Opened in 1906, Roselawn is one of several Jewish cemeteries in Toronto, and was established to serve the Jewish community outside of what was then the city limits. It was created on land purchased and donated to the Chesed Shel Emes (Hebrew Free Burial Society) by Samuel Weber, a member of the Goel Tzedec Synagogue, after a Jewish man who was killed in an accident on the outskirts of Toronto and was buried in a non-Jewish cemetery as no Jewish cemetery was available. The man was later reinterred in the new Roselawn Cemetery soon after its establishment.

The Chesed Shel Emes subdivided the land and sold parcels to 23 individual congregations, fraternal organizations, and mutual aid societies who own and operate the sections as their own cemeteries within Roselawn Cemetery.

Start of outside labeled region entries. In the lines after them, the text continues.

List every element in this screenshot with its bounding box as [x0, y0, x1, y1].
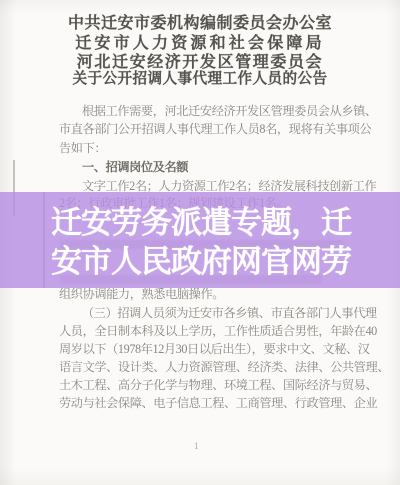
doc-section-heading: 一、招调岗位及名额	[59, 160, 382, 174]
doc-body-line: 组织协调能力，熟悉电脑操作。	[59, 287, 359, 301]
doc-body-line: 市直各部门公开招调人事代理工作人员8名，现将有关事项公	[59, 122, 359, 136]
doc-body-line: （三）招调人员须为迁安市各乡镇、市直各部门人事代理	[59, 306, 382, 320]
doc-body-line: 人员，全日制本科及以上学历，工作性质适合男性，年龄在40	[59, 324, 359, 338]
doc-body-line: 劳动与社会保障、电子信息工程、工商管理、行政管理、企业	[59, 396, 359, 410]
doc-body-line: 周岁以下（1978年12月30日以后出生），要求中文、文秘、汉	[59, 342, 359, 356]
doc-header-line-4: 关于公开招调人事代理工作人员的公告	[0, 67, 400, 88]
news-thumbnail-photo: 中共迁安市委机构编制委员会办公室 迁安市人力资源和社会保障局 河北迁安经济开发区…	[0, 0, 400, 485]
doc-body-line: 文字工作2名；人力资源工作2名；经济发展科技创新工作	[59, 179, 382, 193]
doc-body-line: 告如下：	[59, 141, 359, 155]
headline-title-line-1: 迁安劳务派遣专题，迁	[51, 205, 351, 241]
doc-body-line: 土木工程、高分子化学与物理、环境工程、国际经济与贸易、	[59, 378, 359, 392]
doc-body-line: 语言文学、设计类、人力资源管理、经济类、法律、公共管理、	[59, 360, 359, 374]
doc-body-line: 根据工作需要，河北迁安经济开发区管理委员会从乡镇、	[59, 104, 382, 118]
page-number: 1	[194, 441, 199, 451]
headline-title-line-2: 安市人民政府网官网劳	[51, 244, 351, 280]
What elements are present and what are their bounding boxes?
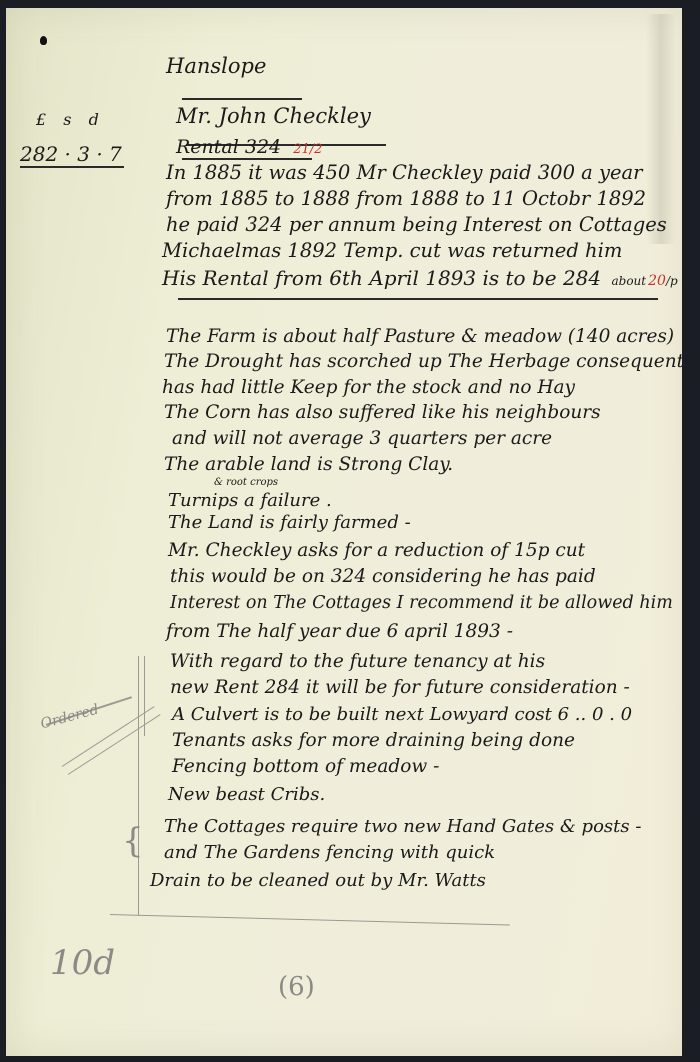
new-rental-text: His Rental from 6th April 1893 is to be … [162, 266, 601, 290]
bottom-pencil-note: 10d [50, 946, 115, 980]
about-red-value: 20 [648, 273, 666, 289]
header-line-4: Michaelmas 1892 Temp. cut was returned h… [162, 241, 622, 261]
rental-red-annotation: 21/2 [293, 142, 322, 157]
body-line-9: Mr. Checkley asks for a reduction of 15p… [168, 542, 585, 561]
page-number: (6) [278, 974, 315, 1000]
header-line-2: from 1885 to 1888 from 1888 to 11 Octobr… [166, 189, 646, 209]
body-line-10: this would be on 324 considering he has … [170, 568, 596, 587]
pencil-closing-line [110, 914, 510, 925]
body-line-20: and The Gardens fencing with quick [164, 844, 495, 862]
place-heading: Hanslope [166, 56, 266, 77]
body-line-5: and will not average 3 quarters per acre [172, 430, 552, 449]
body-line-7: Turnips a failure . [168, 492, 332, 510]
manuscript-page: Hanslope Mr. John Checkley £ s d 282 · 3… [6, 6, 690, 1056]
body-line-4: The Corn has also suffered like his neig… [164, 404, 601, 423]
body-line-16: Tenants asks for more draining being don… [172, 732, 575, 751]
background-top [0, 0, 700, 8]
rental-text: Rental 324 [176, 136, 281, 158]
body-line-2: The Drought has scorched up The Herbage … [164, 353, 700, 372]
body-line-3: has had little Keep for the stock and no… [162, 379, 575, 398]
rental-line: Rental 324 21/2 [176, 138, 322, 157]
body-line-21: Drain to be cleaned out by Mr. Watts [150, 872, 486, 890]
header-line-5: His Rental from 6th April 1893 is to be … [162, 268, 696, 288]
pencil-margin-line [138, 656, 139, 916]
body-line-17: Fencing bottom of meadow - [172, 758, 439, 777]
tenant-heading: Mr. John Checkley [176, 106, 371, 127]
header-line-3: he paid 324 per annum being Interest on … [166, 215, 667, 235]
about-note: about [611, 274, 646, 288]
pencil-brace: { [122, 824, 144, 858]
punch-hole [40, 36, 47, 45]
body-line-11: Interest on The Cottages I recommend it … [170, 595, 673, 613]
body-line-19: The Cottages require two new Hand Gates … [164, 818, 641, 836]
heading-underline [182, 98, 302, 100]
margin-amount: 282 · 3 · 7 [20, 144, 122, 164]
page-curl-shadow [646, 14, 676, 244]
margin-note-ordered: Ordered [39, 703, 100, 732]
body-line-6: The arable land is Strong Clay. [164, 456, 453, 475]
header-line-1: In 1885 it was 450 Mr Checkley paid 300 … [166, 163, 643, 183]
rental-underline [182, 158, 312, 160]
section-divider [178, 298, 658, 300]
body-line-8: The Land is fairly farmed - [168, 514, 411, 532]
body-line-18: New beast Cribs. [168, 786, 325, 804]
body-line-13: With regard to the future tenancy at his [170, 653, 545, 672]
background-right [682, 0, 700, 1062]
body-line-1: The Farm is about half Pasture & meadow … [166, 328, 674, 347]
body-line-15: A Culvert is to be built next Lowyard co… [172, 706, 632, 724]
body-line-12: from The half year due 6 april 1893 - [166, 623, 513, 642]
currency-header: £ s d [36, 112, 105, 128]
margin-amount-underline [20, 166, 124, 168]
pencil-stroke-2 [68, 714, 161, 775]
interlinear-insert: & root crops [214, 478, 278, 488]
body-line-14: new Rent 284 it will be for future consi… [170, 679, 630, 698]
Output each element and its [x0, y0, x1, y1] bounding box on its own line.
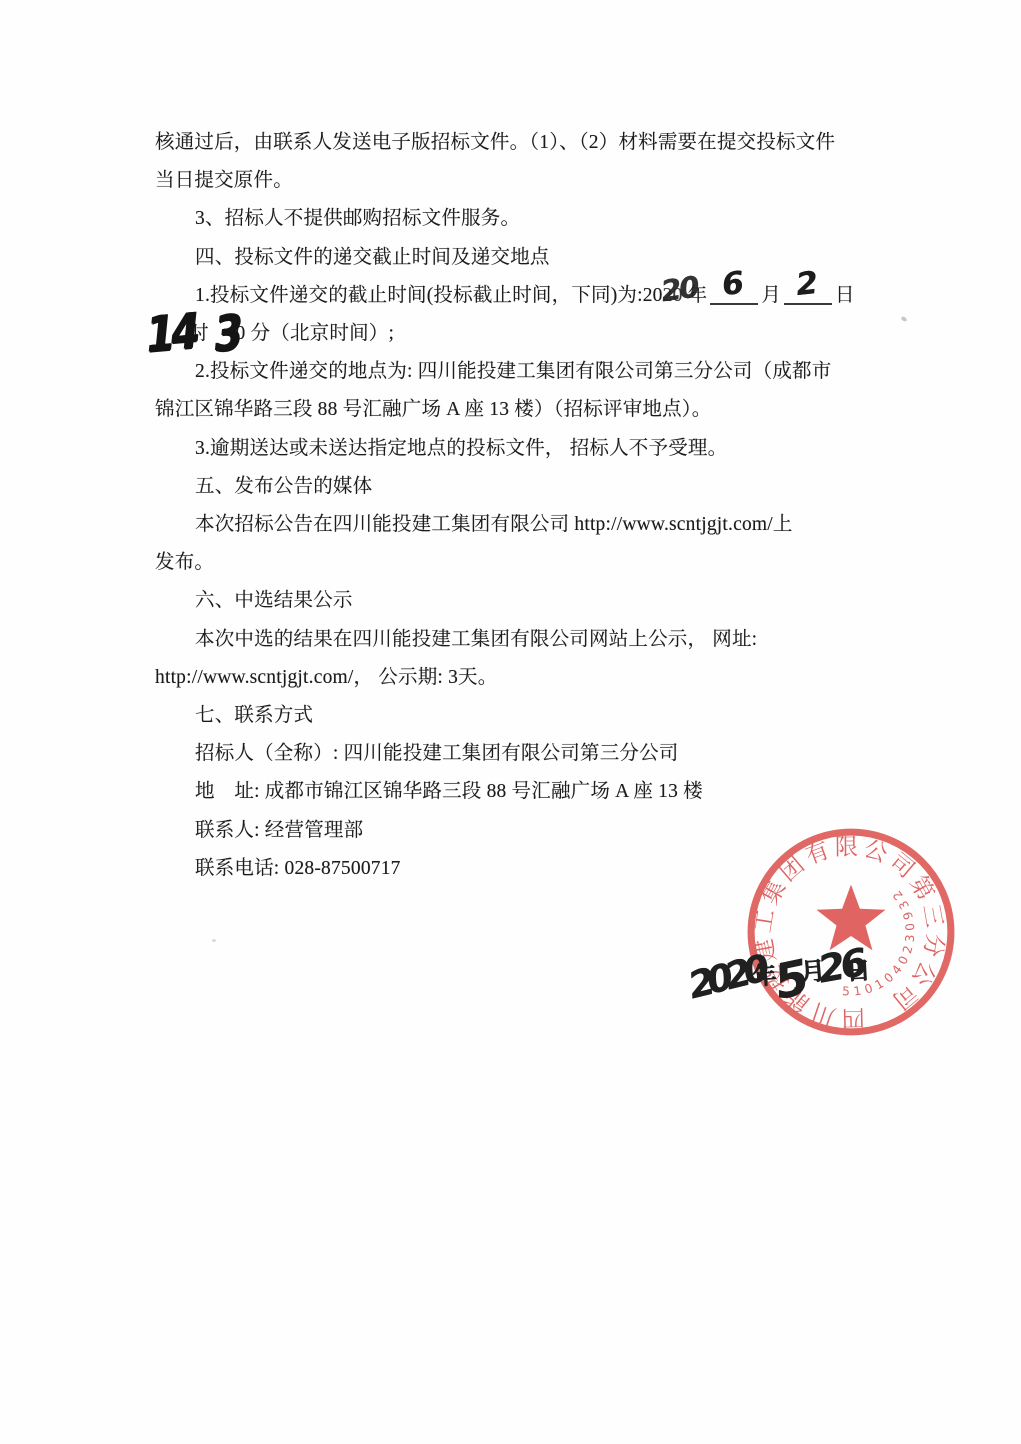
document-text-block: 核通过后，由联系人发送电子版招标文件。（1）、（2）材料需要在提交投标文件 当日… [155, 124, 881, 888]
section-heading: 五、发布公告的媒体 [155, 468, 881, 506]
text-line: 当日提交原件。 [155, 162, 881, 200]
scan-speck [212, 939, 216, 942]
handwritten-date-day-label: 日 [845, 950, 871, 986]
contact-bidder-line: 招标人（全称）: 四川能投建工集团有限公司第三分公司 [155, 735, 881, 773]
section-heading: 六、中选结果公示 [155, 582, 881, 620]
day-label: 日 [835, 285, 855, 306]
handwritten-minute: 3 [214, 321, 240, 347]
handwritten-day: 2 [794, 264, 820, 304]
deadline-line: 1.投标文件递交的截止时间(投标截止时间，下同)为:202020 年6月2日 [155, 277, 881, 315]
scan-speck [900, 316, 907, 323]
time-line: 14时30 分（北京时间）; [155, 315, 881, 353]
text-line: 3.逾期送达或未送达指定地点的投标文件， 招标人不予受理。 [155, 430, 881, 468]
text-line: 核通过后，由联系人发送电子版招标文件。（1）、（2）材料需要在提交投标文件 [155, 124, 881, 162]
text-line: http://www.scntjgjt.com/， 公示期: 3天。 [155, 659, 881, 697]
handwritten-month: 6 [720, 264, 746, 304]
deadline-printed-prefix: 1.投标文件递交的截止时间(投标截止时间，下同)为:20 [195, 285, 663, 306]
star-icon [816, 885, 885, 951]
month-label: 月 [761, 285, 781, 306]
year-overwrite: 2020 [663, 277, 683, 315]
text-line: 本次中选的结果在四川能投建工集团有限公司网站上公示， 网址: [155, 621, 881, 659]
text-line: 2.投标文件递交的地点为: 四川能投建工集团有限公司第三分公司（成都市 [155, 353, 881, 391]
text-line: 锦江区锦华路三段 88 号汇融广场 A 座 13 楼）（招标评审地点）。 [155, 391, 881, 429]
text-line: 本次招标公告在四川能投建工集团有限公司 http://www.scntjgjt.… [155, 506, 881, 544]
text-line: 发布。 [155, 544, 881, 582]
day-blank: 2 [784, 279, 832, 305]
month-blank: 6 [710, 279, 758, 305]
section-heading: 七、联系方式 [155, 697, 881, 735]
contact-address-line: 地 址: 成都市锦江区锦华路三段 88 号汇融广场 A 座 13 楼 [155, 773, 881, 811]
handwritten-hour: 14 [146, 320, 187, 348]
section-heading: 四、投标文件的递交截止时间及递交地点 [155, 239, 881, 277]
minute-printed-rest: 0 分（北京时间）; [236, 323, 395, 344]
company-seal-stamp: 四川能投建工集团有限公司第三分公司 5101040230932 [740, 821, 962, 1043]
handwritten-year-tail: 20 [658, 267, 699, 310]
scanned-document-page: 核通过后，由联系人发送电子版招标文件。（1）、（2）材料需要在提交投标文件 当日… [0, 0, 1021, 1444]
text-line: 3、招标人不提供邮购招标文件服务。 [155, 200, 881, 238]
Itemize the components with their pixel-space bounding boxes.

As a number of the sections were owned by synagogues or societies that have since become defunct and as the cemetery as a whole has been largely forgotten as new burials are infrequent, parts of the cemetery were found to be overgrown by vegetation and in disrepair.

Jewish Cemeteries Management Inc. (JCMI), a non-profit, was established in 1999 to assume control over older Jewish cemeteries in Ontario whose owners are no longer active or able to maintain their graveyards. The organization has taken ownership of sections of Roselawn, Bathurst Lawn Memorial Park and Mount Sinai Memorial Park and refurbished them. Another section of Roselawn Cemetery which had fallen into disrepair was owned by the now-defunct United Jewish Welfare Fund. It has been refurbished and is now maintained by the UJA Federation of Toronto which is the successor organisation of the Welfare Fund.

The cemetery runs along Roselawn Avenue, and is surrounded by homes that were built around it.

Today, the cemetery is administered by the Roselawn Lambton Cemetery Association which owns 9 of the cemetery's 23 sections and also manages the Lambton Hills and McCowan Road cemeteries.

==Notable burials==
- Morley Safer (1931–2016), Toronto-born journalist with CBC News and CBS News and co-host of 60 Minutes.